Oracle announced it intends to raise $40 billion through debt and equity financing, which includes a previously disclosed $20 billion share sale, to fund its AI buildout. This follows $43 billion in debt and $5 billion in equity raised during the 2026 fiscal year. The company reported a negative free cash flow of $23.7 billion for the fiscal year, with capital expenditures surging 162 percent to $55.7 billion. Chief Financial Officer Hilary Maxson stated that the net cash outlay for capital expenditures in fiscal 2027 is expected to be approximately $70 billion, excluding customer prepayments.

Despite the financial overhang from heavy investments, Oracle highlighted strong demand for its AI computing capacity. The company's remaining performance obligation increased by 363 percent to $638 billion, driven primarily by large-scale artificial intelligence contracts. Analysts estimated that more than half of this obligation stems from OpenAI. Oracle executive Clay Magouyrk stated the company plans to bring nearly one gigawatt of computing power online during the current fiscal first quarter.

Looking ahead, Oracle maintained its longer-term revenue guidance of $90 billion for fiscal year 2027 while raising its adjusted earnings forecast to $8.05 per share. For the fiscal first quarter, the company projected revenue growth between 27 and 29 percent, with adjusted earnings of $1.72 to $1.76 per share.

Left Perspective

  • Gamble on Speculative Debt
  • Engine of Monopolistic Consolidation
  • Triggering Systemic Financial Vulnerability

Right Perspective

  • Enforcing Immediate Fiscal Discipline
  • Engine for Infrastructure Dominance
  • Leveraging Calculated Market Financing

How it may affect me

As a U.S. reader:

• Short-term instability in the broader financial market could affect personal investments and retirement accounts, as heavy corporate debt accumulation and speculative spending on technology infrastructure introduce systemic economic risks.

• The immediate allocation of enormous physical infrastructure and energy to support gigawatt-scale computing could concentrate critical physical and power resources under the control of a few large tech conglomerates.
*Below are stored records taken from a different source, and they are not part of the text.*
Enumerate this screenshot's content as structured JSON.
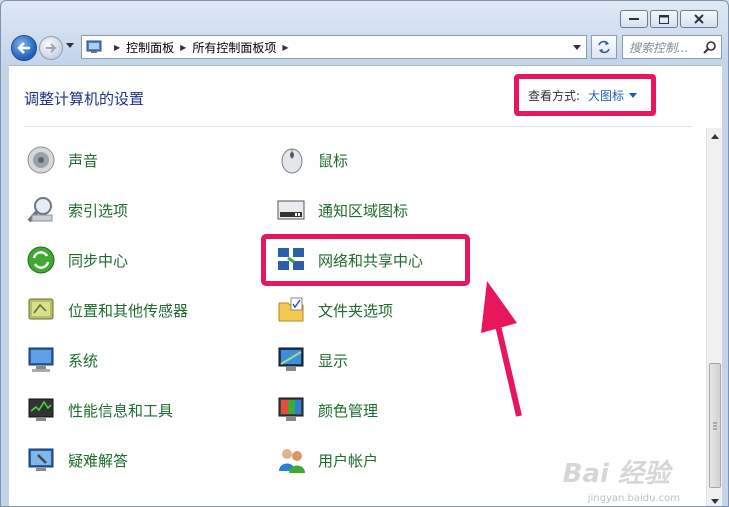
{
  "window": {
    "caption_buttons": [
      "minimize",
      "maximize",
      "close"
    ]
  },
  "address_bar": {
    "crumbs": [
      "控制面板",
      "所有控制面板项"
    ]
  },
  "search": {
    "placeholder": "搜索控制..."
  },
  "header": {
    "title": "调整计算机的设置",
    "view_by_label": "查看方式:",
    "view_by_value": "大图标"
  },
  "items_left": [
    {
      "label": "声音",
      "icon": "speaker-icon"
    },
    {
      "label": "索引选项",
      "icon": "magnifier-icon"
    },
    {
      "label": "同步中心",
      "icon": "sync-icon"
    },
    {
      "label": "位置和其他传感器",
      "icon": "sensor-icon"
    },
    {
      "label": "系统",
      "icon": "system-icon"
    },
    {
      "label": "性能信息和工具",
      "icon": "performance-icon"
    },
    {
      "label": "疑难解答",
      "icon": "troubleshoot-icon"
    }
  ],
  "items_right": [
    {
      "label": "鼠标",
      "icon": "mouse-icon"
    },
    {
      "label": "通知区域图标",
      "icon": "tray-icon"
    },
    {
      "label": "网络和共享中心",
      "icon": "network-icon"
    },
    {
      "label": "文件夹选项",
      "icon": "folder-icon"
    },
    {
      "label": "显示",
      "icon": "display-icon"
    },
    {
      "label": "颜色管理",
      "icon": "color-icon"
    },
    {
      "label": "用户帐户",
      "icon": "users-icon"
    }
  ],
  "watermark": {
    "text": "Bai 经验",
    "sub": "jingyan.baidu.com"
  },
  "colors": {
    "highlight": "#e8175d",
    "link_green": "#1d6b2e",
    "title_blue": "#1e3287"
  }
}
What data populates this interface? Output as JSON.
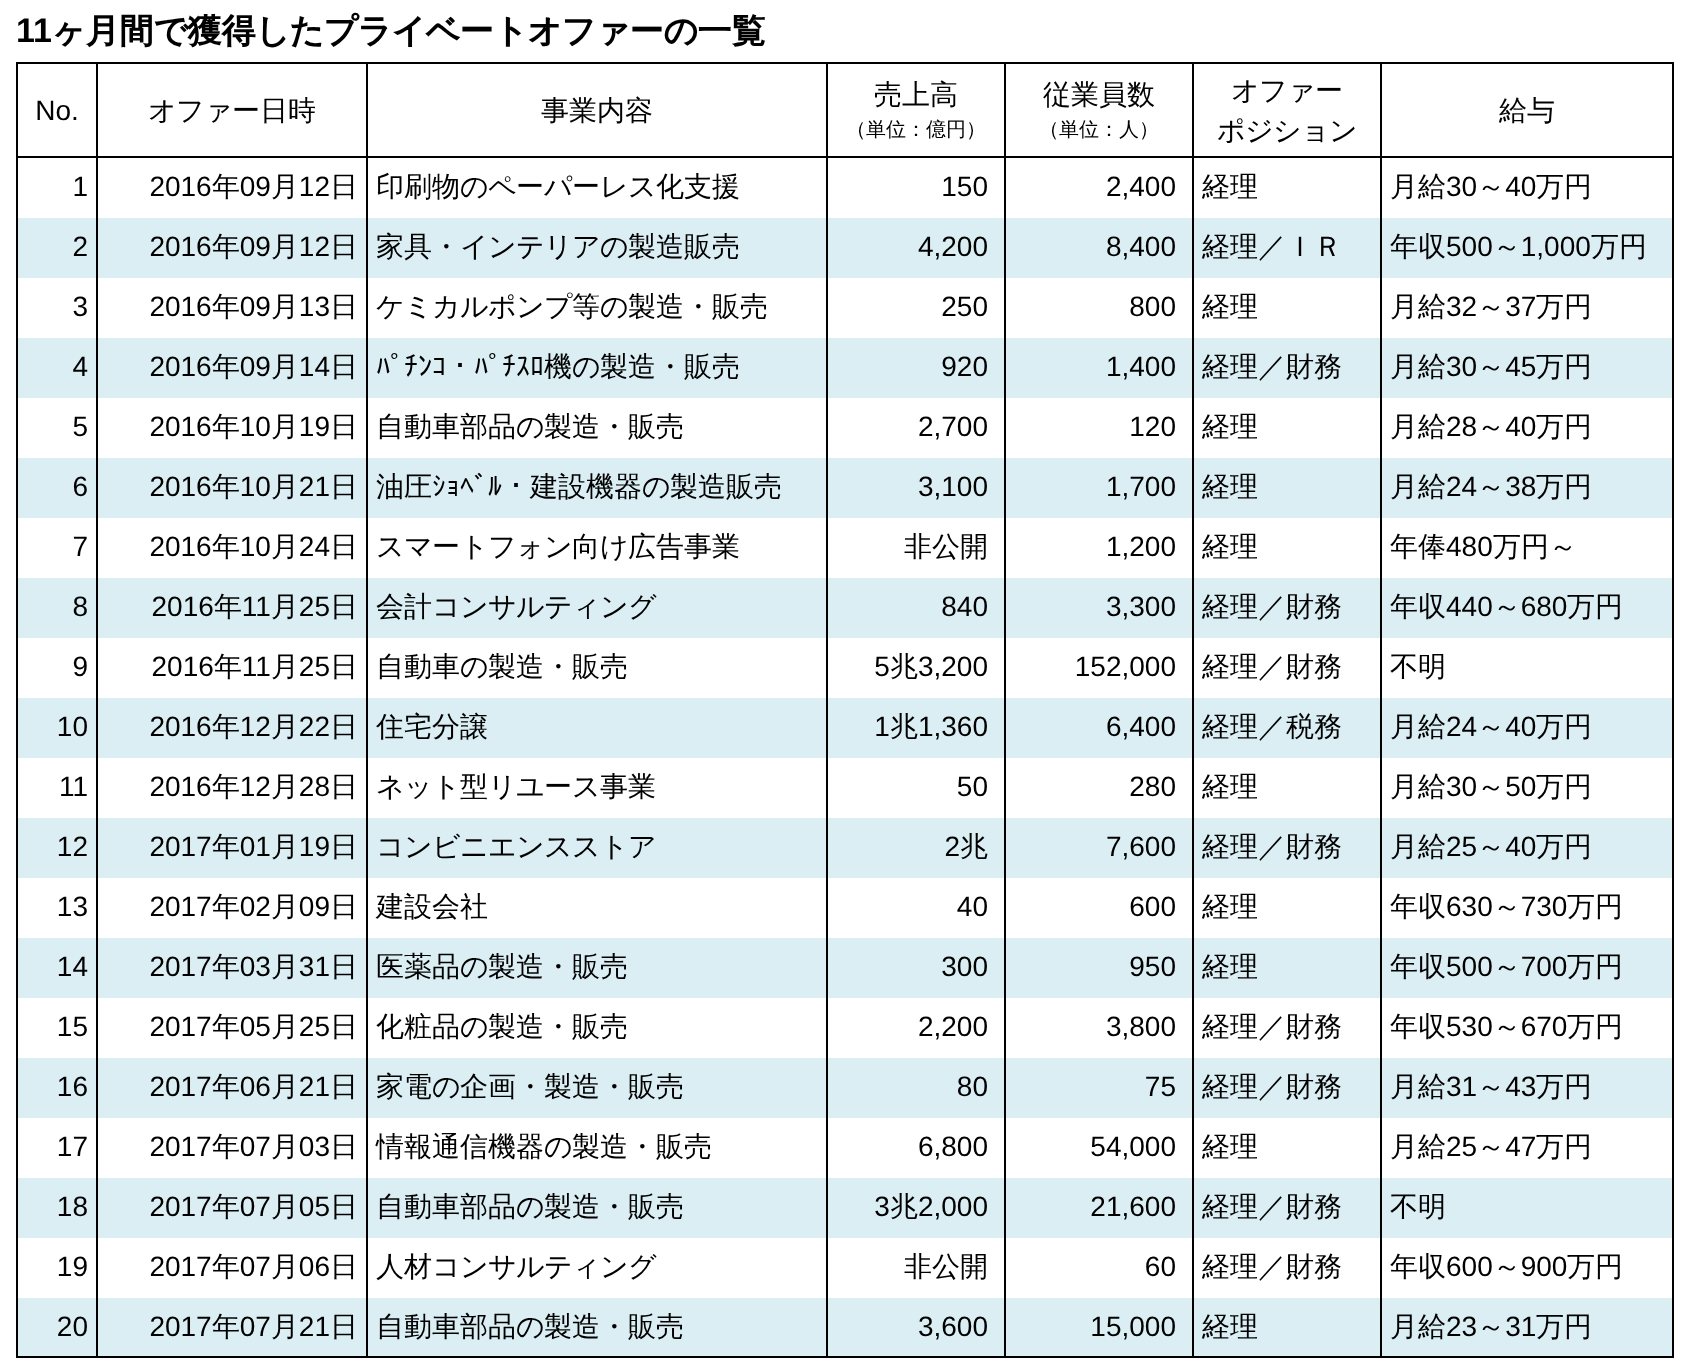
{
  "title": "11ヶ月間で獲得したプライベートオファーの一覧",
  "table": {
    "columns": [
      {
        "label_lines": [
          "No."
        ]
      },
      {
        "label_lines": [
          "オファー日時"
        ]
      },
      {
        "label_lines": [
          "事業内容"
        ]
      },
      {
        "label_lines": [
          "売上高"
        ],
        "unit": "（単位：億円）"
      },
      {
        "label_lines": [
          "従業員数"
        ],
        "unit": "（単位：人）"
      },
      {
        "label_lines": [
          "オファー",
          "ポジション"
        ]
      },
      {
        "label_lines": [
          "給与"
        ]
      }
    ],
    "rows": [
      [
        "1",
        "2016年09月12日",
        "印刷物のペーパーレス化支援",
        "150",
        "2,400",
        "経理",
        "月給30～40万円"
      ],
      [
        "2",
        "2016年09月12日",
        "家具・インテリアの製造販売",
        "4,200",
        "8,400",
        "経理／ＩＲ",
        "年収500～1,000万円"
      ],
      [
        "3",
        "2016年09月13日",
        "ケミカルポンプ等の製造・販売",
        "250",
        "800",
        "経理",
        "月給32～37万円"
      ],
      [
        "4",
        "2016年09月14日",
        "ﾊﾟﾁﾝｺ・ﾊﾟﾁｽﾛ機の製造・販売",
        "920",
        "1,400",
        "経理／財務",
        "月給30～45万円"
      ],
      [
        "5",
        "2016年10月19日",
        "自動車部品の製造・販売",
        "2,700",
        "120",
        "経理",
        "月給28～40万円"
      ],
      [
        "6",
        "2016年10月21日",
        "油圧ｼｮﾍﾞﾙ・建設機器の製造販売",
        "3,100",
        "1,700",
        "経理",
        "月給24～38万円"
      ],
      [
        "7",
        "2016年10月24日",
        "スマートフォン向け広告事業",
        "非公開",
        "1,200",
        "経理",
        "年俸480万円～"
      ],
      [
        "8",
        "2016年11月25日",
        "会計コンサルティング",
        "840",
        "3,300",
        "経理／財務",
        "年収440～680万円"
      ],
      [
        "9",
        "2016年11月25日",
        "自動車の製造・販売",
        "5兆3,200",
        "152,000",
        "経理／財務",
        "不明"
      ],
      [
        "10",
        "2016年12月22日",
        "住宅分譲",
        "1兆1,360",
        "6,400",
        "経理／税務",
        "月給24～40万円"
      ],
      [
        "11",
        "2016年12月28日",
        "ネット型リユース事業",
        "50",
        "280",
        "経理",
        "月給30～50万円"
      ],
      [
        "12",
        "2017年01月19日",
        "コンビニエンスストア",
        "2兆",
        "7,600",
        "経理／財務",
        "月給25～40万円"
      ],
      [
        "13",
        "2017年02月09日",
        "建設会社",
        "40",
        "600",
        "経理",
        "年収630～730万円"
      ],
      [
        "14",
        "2017年03月31日",
        "医薬品の製造・販売",
        "300",
        "950",
        "経理",
        "年収500～700万円"
      ],
      [
        "15",
        "2017年05月25日",
        "化粧品の製造・販売",
        "2,200",
        "3,800",
        "経理／財務",
        "年収530～670万円"
      ],
      [
        "16",
        "2017年06月21日",
        "家電の企画・製造・販売",
        "80",
        "75",
        "経理／財務",
        "月給31～43万円"
      ],
      [
        "17",
        "2017年07月03日",
        "情報通信機器の製造・販売",
        "6,800",
        "54,000",
        "経理",
        "月給25～47万円"
      ],
      [
        "18",
        "2017年07月05日",
        "自動車部品の製造・販売",
        "3兆2,000",
        "21,600",
        "経理／財務",
        "不明"
      ],
      [
        "19",
        "2017年07月06日",
        "人材コンサルティング",
        "非公開",
        "60",
        "経理／財務",
        "年収600～900万円"
      ],
      [
        "20",
        "2017年07月21日",
        "自動車部品の製造・販売",
        "3,600",
        "15,000",
        "経理",
        "月給23～31万円"
      ]
    ]
  }
}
• In the long term, everyday access to emerging technologies may become highly consolidated, potentially locking out smaller business competitors and limiting democratized access and choices for consumers.

• Over the long term, the successful completion of these massive computing facilities is expected to meet commercial demand, which could drive broader economic productivity and yield widespread technological benefits for the general public.